Thursday, 31 December 2009

The Noughties: A Decade In Books

Over the past 10 years, I have read a number of books. I now present the best and worst of them. Please note that this is not so much a list of books from the Noughties, as a list of books I have read in the Noughties.

The usual caveats apply: lists are not exhaustive, were dreamed up from the top of my head and may not be representative of my actual opionions. Also, they are not in any particular order.

So, here goes:

Books I Read This Decade And Liked A Lot

1. Possession (AS Byatt)
To be honest, I didn't think I'd understand this, because it was all literary and stuff. The kind of book where I would get a couple of hundred pages in and realise I didn't know who the main character was. But it was very good and I liked it and understood it.

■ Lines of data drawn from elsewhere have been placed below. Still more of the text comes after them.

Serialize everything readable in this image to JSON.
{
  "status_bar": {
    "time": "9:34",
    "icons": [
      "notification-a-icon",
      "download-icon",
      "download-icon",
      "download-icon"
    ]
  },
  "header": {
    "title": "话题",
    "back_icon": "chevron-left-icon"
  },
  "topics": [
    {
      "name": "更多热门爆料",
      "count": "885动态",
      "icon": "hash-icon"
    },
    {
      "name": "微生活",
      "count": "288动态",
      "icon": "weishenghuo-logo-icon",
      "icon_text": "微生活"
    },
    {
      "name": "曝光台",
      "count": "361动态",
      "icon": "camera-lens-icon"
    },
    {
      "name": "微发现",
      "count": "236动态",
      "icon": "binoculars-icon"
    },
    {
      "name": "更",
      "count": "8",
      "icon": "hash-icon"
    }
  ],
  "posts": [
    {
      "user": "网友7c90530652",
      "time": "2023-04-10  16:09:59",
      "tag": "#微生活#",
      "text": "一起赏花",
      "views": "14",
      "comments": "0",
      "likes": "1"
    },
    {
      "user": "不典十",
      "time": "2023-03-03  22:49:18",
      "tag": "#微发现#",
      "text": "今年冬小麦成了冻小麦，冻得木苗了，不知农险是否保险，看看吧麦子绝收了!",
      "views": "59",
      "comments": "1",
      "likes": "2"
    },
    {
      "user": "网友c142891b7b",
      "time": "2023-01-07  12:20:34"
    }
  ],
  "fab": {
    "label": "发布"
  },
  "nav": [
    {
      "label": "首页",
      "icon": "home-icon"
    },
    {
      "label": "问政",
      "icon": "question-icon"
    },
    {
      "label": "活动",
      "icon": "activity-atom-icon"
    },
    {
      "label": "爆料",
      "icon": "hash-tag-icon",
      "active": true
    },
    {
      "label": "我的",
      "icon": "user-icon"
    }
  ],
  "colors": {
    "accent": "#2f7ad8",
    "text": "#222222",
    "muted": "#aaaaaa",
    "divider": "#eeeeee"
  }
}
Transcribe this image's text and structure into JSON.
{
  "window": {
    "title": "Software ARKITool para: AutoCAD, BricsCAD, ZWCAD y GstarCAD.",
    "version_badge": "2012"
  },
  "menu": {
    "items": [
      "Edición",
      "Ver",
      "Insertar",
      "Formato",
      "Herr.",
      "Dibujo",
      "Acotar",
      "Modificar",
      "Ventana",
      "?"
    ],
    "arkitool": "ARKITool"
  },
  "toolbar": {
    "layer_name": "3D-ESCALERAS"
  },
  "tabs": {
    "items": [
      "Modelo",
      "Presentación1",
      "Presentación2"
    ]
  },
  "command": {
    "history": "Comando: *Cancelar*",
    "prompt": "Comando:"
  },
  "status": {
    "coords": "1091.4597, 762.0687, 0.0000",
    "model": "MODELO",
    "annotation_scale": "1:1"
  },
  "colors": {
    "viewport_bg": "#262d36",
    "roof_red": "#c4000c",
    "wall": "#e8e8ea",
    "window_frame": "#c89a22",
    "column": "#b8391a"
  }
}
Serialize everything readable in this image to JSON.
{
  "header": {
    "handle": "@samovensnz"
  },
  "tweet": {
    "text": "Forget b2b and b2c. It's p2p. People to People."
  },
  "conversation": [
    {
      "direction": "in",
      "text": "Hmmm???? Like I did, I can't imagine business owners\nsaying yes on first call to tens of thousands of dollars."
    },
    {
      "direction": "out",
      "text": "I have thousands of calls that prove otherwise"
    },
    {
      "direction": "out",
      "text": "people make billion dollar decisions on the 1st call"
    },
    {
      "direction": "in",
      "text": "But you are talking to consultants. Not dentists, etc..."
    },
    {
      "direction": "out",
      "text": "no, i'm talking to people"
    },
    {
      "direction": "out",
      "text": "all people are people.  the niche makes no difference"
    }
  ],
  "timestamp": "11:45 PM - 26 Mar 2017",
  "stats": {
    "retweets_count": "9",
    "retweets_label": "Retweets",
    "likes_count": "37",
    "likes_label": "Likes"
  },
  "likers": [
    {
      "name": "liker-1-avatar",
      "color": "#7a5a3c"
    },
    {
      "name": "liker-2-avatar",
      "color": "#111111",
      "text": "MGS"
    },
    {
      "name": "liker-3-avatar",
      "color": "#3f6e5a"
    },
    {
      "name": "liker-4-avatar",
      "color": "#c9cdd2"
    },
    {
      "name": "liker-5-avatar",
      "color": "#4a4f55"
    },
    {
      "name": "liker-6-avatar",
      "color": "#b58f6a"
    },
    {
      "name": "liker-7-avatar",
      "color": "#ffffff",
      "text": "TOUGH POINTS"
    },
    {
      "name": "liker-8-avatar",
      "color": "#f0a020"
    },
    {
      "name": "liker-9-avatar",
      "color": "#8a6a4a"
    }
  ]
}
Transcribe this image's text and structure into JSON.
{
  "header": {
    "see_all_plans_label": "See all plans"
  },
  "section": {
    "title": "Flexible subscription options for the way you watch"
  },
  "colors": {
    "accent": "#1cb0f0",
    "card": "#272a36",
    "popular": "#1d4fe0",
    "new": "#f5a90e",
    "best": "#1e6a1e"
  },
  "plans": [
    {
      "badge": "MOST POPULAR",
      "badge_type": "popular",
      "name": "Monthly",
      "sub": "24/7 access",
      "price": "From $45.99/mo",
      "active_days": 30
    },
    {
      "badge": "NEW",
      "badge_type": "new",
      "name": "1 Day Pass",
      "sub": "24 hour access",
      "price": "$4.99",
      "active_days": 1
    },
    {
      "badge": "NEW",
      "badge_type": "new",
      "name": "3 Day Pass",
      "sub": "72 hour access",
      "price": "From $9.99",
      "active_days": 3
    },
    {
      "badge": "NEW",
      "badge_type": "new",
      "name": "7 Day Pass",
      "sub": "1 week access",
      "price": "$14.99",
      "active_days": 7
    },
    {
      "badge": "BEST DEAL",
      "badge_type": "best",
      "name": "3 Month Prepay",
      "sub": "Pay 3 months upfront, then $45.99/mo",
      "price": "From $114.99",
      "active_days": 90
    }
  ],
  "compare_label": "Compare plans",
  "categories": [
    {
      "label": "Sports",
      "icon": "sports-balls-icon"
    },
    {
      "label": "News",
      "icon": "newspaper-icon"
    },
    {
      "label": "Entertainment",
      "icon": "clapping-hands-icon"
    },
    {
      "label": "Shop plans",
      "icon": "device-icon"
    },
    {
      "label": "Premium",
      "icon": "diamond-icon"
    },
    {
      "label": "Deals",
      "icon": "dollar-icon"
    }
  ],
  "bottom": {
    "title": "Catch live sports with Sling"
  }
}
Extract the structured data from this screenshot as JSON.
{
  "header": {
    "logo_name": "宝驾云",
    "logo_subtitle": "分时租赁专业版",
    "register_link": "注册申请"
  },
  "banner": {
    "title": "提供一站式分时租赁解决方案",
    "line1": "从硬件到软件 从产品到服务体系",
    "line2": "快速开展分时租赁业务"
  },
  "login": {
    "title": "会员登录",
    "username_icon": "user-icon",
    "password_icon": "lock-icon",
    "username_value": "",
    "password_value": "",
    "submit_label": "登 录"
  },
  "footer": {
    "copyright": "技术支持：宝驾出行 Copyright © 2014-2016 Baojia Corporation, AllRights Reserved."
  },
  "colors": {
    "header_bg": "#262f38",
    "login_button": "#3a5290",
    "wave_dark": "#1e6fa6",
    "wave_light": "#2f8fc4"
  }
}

2. The Name Of The Rose (Umberto Eco)
Not being a fan of crime, detective and middle-ages books, this did not seem promising either... I do like monks, though, so maybe that helped.

3. The Time-Traveller's Wife (Audrey Niffenegger)
After re-starting three times I finally figured out what was going on and enjoyed it a lot. Once you realise that he is moving about in time and she is not, it makes more sense.

4. Jayber Crow (Wendell Berry)
I bought this entirely because Jaybercrow had named his blog after it, and I figured that if he liked it, it must be quite good, and also it is about a barber, which you don't always get. By the end I had almost forgotten that there was a whole, real world out there.

5. The Chronicles of Narnia (CS Lewis)
This should not need any explanation; the only question being why I didn't read it until I was in my mid-twenties. I blame my parents.

6. How To Be Good (Nick Hornby)
This is one of those books that wasn't really all that great, but that I liked a lot.

7. The God Delusion (Richard Dawkins)
You may be surprised at this entry, but it is in large part that I felt it was owed a place due to the immense contribution it has made to this blog. When I say I liked it a lot, I am not, of course, referring to its contents, which were mainly dull, anti-scientific drivel (oooh, what's that I hear? Oh, that'll be the comments section going nuts), but I liked when we talked about it. And I liked that it is the only book I have ever shredded (that was fun). And that it inspired what may be the most negative book review ever written, and which was almost on the list in itself.

8. Schindler's List (Thomas Keneally)
If you've never read this, you really should. And it's ok, because the book came before the film, so it's actually really good.

9. Rebecca (Daphne Du Maurier)
Probably the scariest book I have ever managed to read, which is nice.

10. The Remains Of The Day (Kazuo Ishiguro)
I like this mainly because not a whole lot happened, but it was still un-put-downable

Almost made-its: Life Of Pi (Yann Martel), Home (Marilynne Robinson), The Curious Incident of the Dog In The Night-time (Mark Haddon), The Secret Scripture (Sebastian Barry), A Prayer For Owen Meany (John Irving).

Books I Read This Decade And Did Not Like

1. True History Of The Kelly Gang (Peter Carey)
By the end, I was willing them all to die. Should probably get bonus points for drawing the characters so well that I hated them, I suppose, but I'm not that nice.

2. Miss Wyoming (Douglas Coupland)
I'd been promised a lot, and this did not deliver.

3. The Purpose-Driven Life (Rick Warren)
See number 2

4. Catch-22 (Joseph Keller)
We've discussed this before. We hated it.

5. To The Lighthouse (Virginia Wolff)
We have also discussed this. We got bored after the first sentence, which did not end till page 5.

6. The Da Vinci Code (Dan Brown)
I hated this not for the crappy plot, the over-hyped excitement, the non-existent characters, the symbolism nonsense, or the poor dialogue. I just hated it, just because.

7. Captain Corelli's Mandolin (Louis De Bernieres)
Much like To The Lighthouse, I tried, I really did. But I just couldn't.

and I can't think of any more books that I did not like this decade.